Most of the ocean's recorded song is buried. Hydrophones pick up vessel engines, water flow, broadband hiss, the hum of the deep sea — and somewhere underneath, a whale. We built a small neural network — Humpback-CLEAN — that learns what humpback song looks like and lifts it back out of that noise. Below are before/after recordings from hydrophones around the world. Press play, then switch between the original and the denoised version.
What it does
The denoiser takes a noisy recording and returns the same recording with the background suppressed and the signal preserved. Across the selected examples below it removes ~9–32 dB of background noise while keeping the song level essentially unchanged — these cases are chosen to illustrate the effect, and how much it helps depends on how much noise is present and how clear the underlying song is. The result is a clearer recording: calls that were smeared into the noise floor become legible to the eye and the ear, which makes them easier to detect, classify, and study.
How it works
Listen in the spectrogram
The audio is turned into a log-magnitude spectrogram (a 512-point STFT) — a picture of energy across frequency and time, the same view you see below.
Predict a mask
A small U-Net looks at that picture and predicts, for every time-frequency cell, how much of it is signal versus noise — a soft mask between keep and suppress.
Reconstruct
The mask is applied and the audio is rebuilt using the original phase — noisy cells turned down, faint real ones brought up — leaving a cleaner version of the same recording.
How we trained it
A denoiser is only as good as the clean examples it learns from. Ours learns from a curated, multi-dialect corpus of clean humpback song — recordings vetted by eye and ear for a high signal-to-floor ratio — which we then mix synthetically with a library of real ocean noise — vessel and engine noise, water flow, broadband hiss, the low-frequency hum of the deep sea — so the model sees the same song under many different kinds of noise and learns to undo it.
Two choices mattered most. First, diversity over volume: a smaller, cleaner, more geographically varied set beat a larger but redundant one — humpback song is regional, almost like a dialect, so coverage matters more than count. Second, when we added a noisier new population (Japan/Ogasawara song) we used it synthetic-only — its song became a clean target mixed with generic noise, never a noisy input/output pair — which folded in new song morphology without teaching the model to over-suppress the signal. Training the wrong way made earlier versions too aggressive; this version removes more background while leaving the song intact, which we verified by eye and ear, not by a single number.
See & hear it
Eight recordings, ordered from the cleanest to the hardest: a Hawaiian breeding ground, the Arctic waters of Disko Bay in West Greenland, two 1960s archival tapes, a lone singer off Hawaii, and then the deep-sea hum of Monterey Bay — where the song is all but buried and the denoiser has the most work to do. The two spectrograms are on the same color scale, so what you see disappearing really is noise being removed. Tap either panel to listen to that version and seek; use the toggle to switch which one you hear.
How it compares
We didn't build this in a vacuum. The strongest general-purpose tool for the job is the Earth Species Project's biodenoising model (Miron et al., ICASSP 2025) — one network trained to clean the calls of many species at once and, remarkably, trained without a single clean recording to learn from. It's excellent work, and we use it ourselves: it powers one of the steps in our Listen tab. But generality has a price. A model that has to keep birds, frogs, and dolphins all sounding right can't lean on what humpback song, specifically, looks like.
Humpback song is dense and continuous — long, overlapping phrases with almost no silence between them — and at full strength a general-purpose model, unsure how much of that wash is whale, suppresses too hard: it gates the quiet passages toward silence and strips away real song along with the noise. To protect the song, we run it gently — about a third of its output, blended back with the original — which spares the call but barely touches the noise, leaving the recording a little quieter and still hazy. Neither setting is enough for humpback song.
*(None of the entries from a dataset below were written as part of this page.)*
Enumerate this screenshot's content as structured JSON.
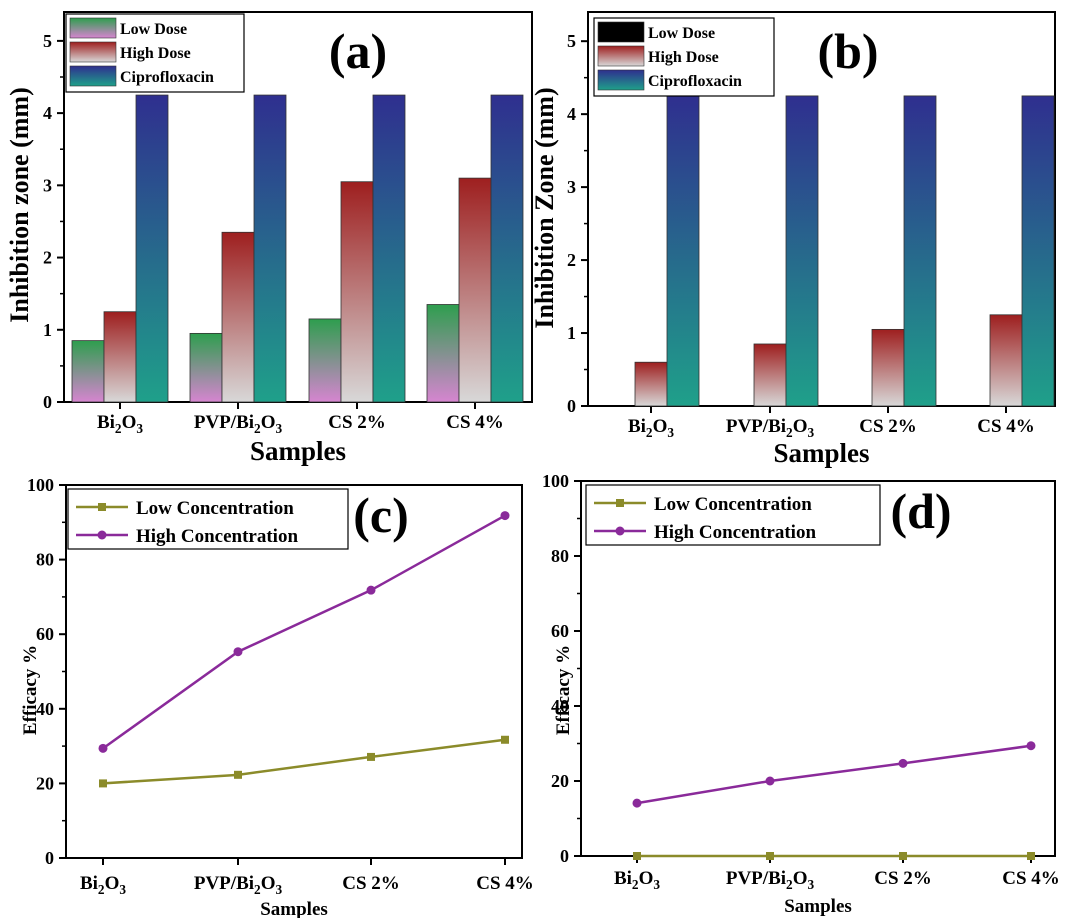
{
  "chart_data": [
    {
      "id": "a",
      "type": "bar",
      "panel_label": "(a)",
      "ylabel": "Inhibition zone (mm)",
      "xlabel": "Samples",
      "categories": [
        {
          "base": "Bi",
          "sub": "2",
          "rest": "O",
          "sub2": "3"
        },
        {
          "base": "PVP/Bi",
          "sub": "2",
          "rest": "O",
          "sub2": "3"
        },
        {
          "base": "CS 2%",
          "sub": "",
          "rest": "",
          "sub2": ""
        },
        {
          "base": "CS 4%",
          "sub": "",
          "rest": "",
          "sub2": ""
        }
      ],
      "ylim": [
        0,
        5.4
      ],
      "yticks": [
        "0",
        "1",
        "2",
        "3",
        "4",
        "5"
      ],
      "series": [
        {
          "name": "Low Dose",
          "values": [
            0.85,
            0.95,
            1.15,
            1.35
          ],
          "gradient": [
            "#2e9e4e",
            "#d685d0"
          ]
        },
        {
          "name": "High Dose",
          "values": [
            1.25,
            2.35,
            3.05,
            3.1
          ],
          "gradient": [
            "#9e1f1f",
            "#d8d8d8"
          ]
        },
        {
          "name": "Ciprofloxacin",
          "values": [
            4.25,
            4.25,
            4.25,
            4.25
          ],
          "gradient": [
            "#2f2f8f",
            "#1fa08a"
          ]
        }
      ],
      "legend": "top-left"
    },
    {
      "id": "b",
      "type": "bar",
      "panel_label": "(b)",
      "ylabel": "Inhibition Zone (mm)",
      "xlabel": "Samples",
      "categories": [
        {
          "base": "Bi",
          "sub": "2",
          "rest": "O",
          "sub2": "3"
        },
        {
          "base": "PVP/Bi",
          "sub": "2",
          "rest": "O",
          "sub2": "3"
        },
        {
          "base": "CS 2%",
          "sub": "",
          "rest": "",
          "sub2": ""
        },
        {
          "base": "CS 4%",
          "sub": "",
          "rest": "",
          "sub2": ""
        }
      ],
      "ylim": [
        0,
        5.4
      ],
      "yticks": [
        "0",
        "1",
        "2",
        "3",
        "4",
        "5"
      ],
      "series": [
        {
          "name": "Low Dose",
          "values": [
            0,
            0,
            0,
            0
          ],
          "gradient": [
            "#000000",
            "#000000"
          ]
        },
        {
          "name": "High Dose",
          "values": [
            0.6,
            0.85,
            1.05,
            1.25
          ],
          "gradient": [
            "#9e1f1f",
            "#d8d8d8"
          ]
        },
        {
          "name": "Ciprofloxacin",
          "values": [
            4.25,
            4.25,
            4.25,
            4.25
          ],
          "gradient": [
            "#2f2f8f",
            "#1fa08a"
          ]
        }
      ],
      "legend": "top-left"
    },
    {
      "id": "c",
      "type": "line",
      "panel_label": "(c)",
      "ylabel": "Efficacy %",
      "xlabel": "Samples",
      "categories": [
        {
          "base": "Bi",
          "sub": "2",
          "rest": "O",
          "sub2": "3"
        },
        {
          "base": "PVP/Bi",
          "sub": "2",
          "rest": "O",
          "sub2": "3"
        },
        {
          "base": "CS 2%",
          "sub": "",
          "rest": "",
          "sub2": ""
        },
        {
          "base": "CS 4%",
          "sub": "",
          "rest": "",
          "sub2": ""
        }
      ],
      "ylim": [
        0,
        100
      ],
      "yticks": [
        "0",
        "20",
        "40",
        "60",
        "80",
        "100"
      ],
      "series": [
        {
          "name": "Low Concentration",
          "values": [
            20,
            22.3,
            27.1,
            31.7
          ],
          "color": "#8b8b2a",
          "marker": "square"
        },
        {
          "name": "High Concentration",
          "values": [
            29.4,
            55.3,
            71.8,
            91.8
          ],
          "color": "#8a2a9a",
          "marker": "circle"
        }
      ],
      "legend": "top-left"
    },
    {
      "id": "d",
      "type": "line",
      "panel_label": "(d)",
      "ylabel": "Efficacy %",
      "xlabel": "Samples",
      "categories": [
        {
          "base": "Bi",
          "sub": "2",
          "rest": "O",
          "sub2": "3"
        },
        {
          "base": "PVP/Bi",
          "sub": "2",
          "rest": "O",
          "sub2": "3"
        },
        {
          "base": "CS 2%",
          "sub": "",
          "rest": "",
          "sub2": ""
        },
        {
          "base": "CS 4%",
          "sub": "",
          "rest": "",
          "sub2": ""
        }
      ],
      "ylim": [
        0,
        100
      ],
      "yticks": [
        "0",
        "20",
        "40",
        "60",
        "80",
        "100"
      ],
      "series": [
        {
          "name": "Low Concentration",
          "values": [
            0,
            0,
            0,
            0
          ],
          "color": "#8b8b2a",
          "marker": "square"
        },
        {
          "name": "High Concentration",
          "values": [
            14.1,
            20,
            24.7,
            29.4
          ],
          "color": "#8a2a9a",
          "marker": "circle"
        }
      ],
      "legend": "top-left"
    }
  ]
}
That gap is exactly why we trained Humpback-CLEAN — to take out the background and keep the call.
One recording, three ways — Original, ESP biodenoise (its direct, full-strength output), and Humpback-CLEAN. Tap a panel to listen, and watch where each version holds the song and where it lets go.
ESP biodenoise: Miron et al., “Biodenoising: Animal Vocalization Denoising without Access to Clean Data,” ICASSP 2025 — arXiv:2410.03427. Shown at its 16 kHz default output; in our Listen tab we blend roughly 30% of it with the original.
What it can — and can't — do
- It cannot hallucinate. The output is the input times a bounded (0–2×) per-cell mask, so it only rescales energy that was recorded — a silent cell stays silent (0 × anything = 0). If there is no whale, nothing appears.
- It is tuned for humpback song. It generalizes surprisingly well to other tonal calls, but it was trained on humpback song and is most reliable there.
- It only removes background. The song's own level is left essentially unchanged (within ~2 dB across the examples here) — it lowers what surrounds the call, it doesn't reshape the call itself.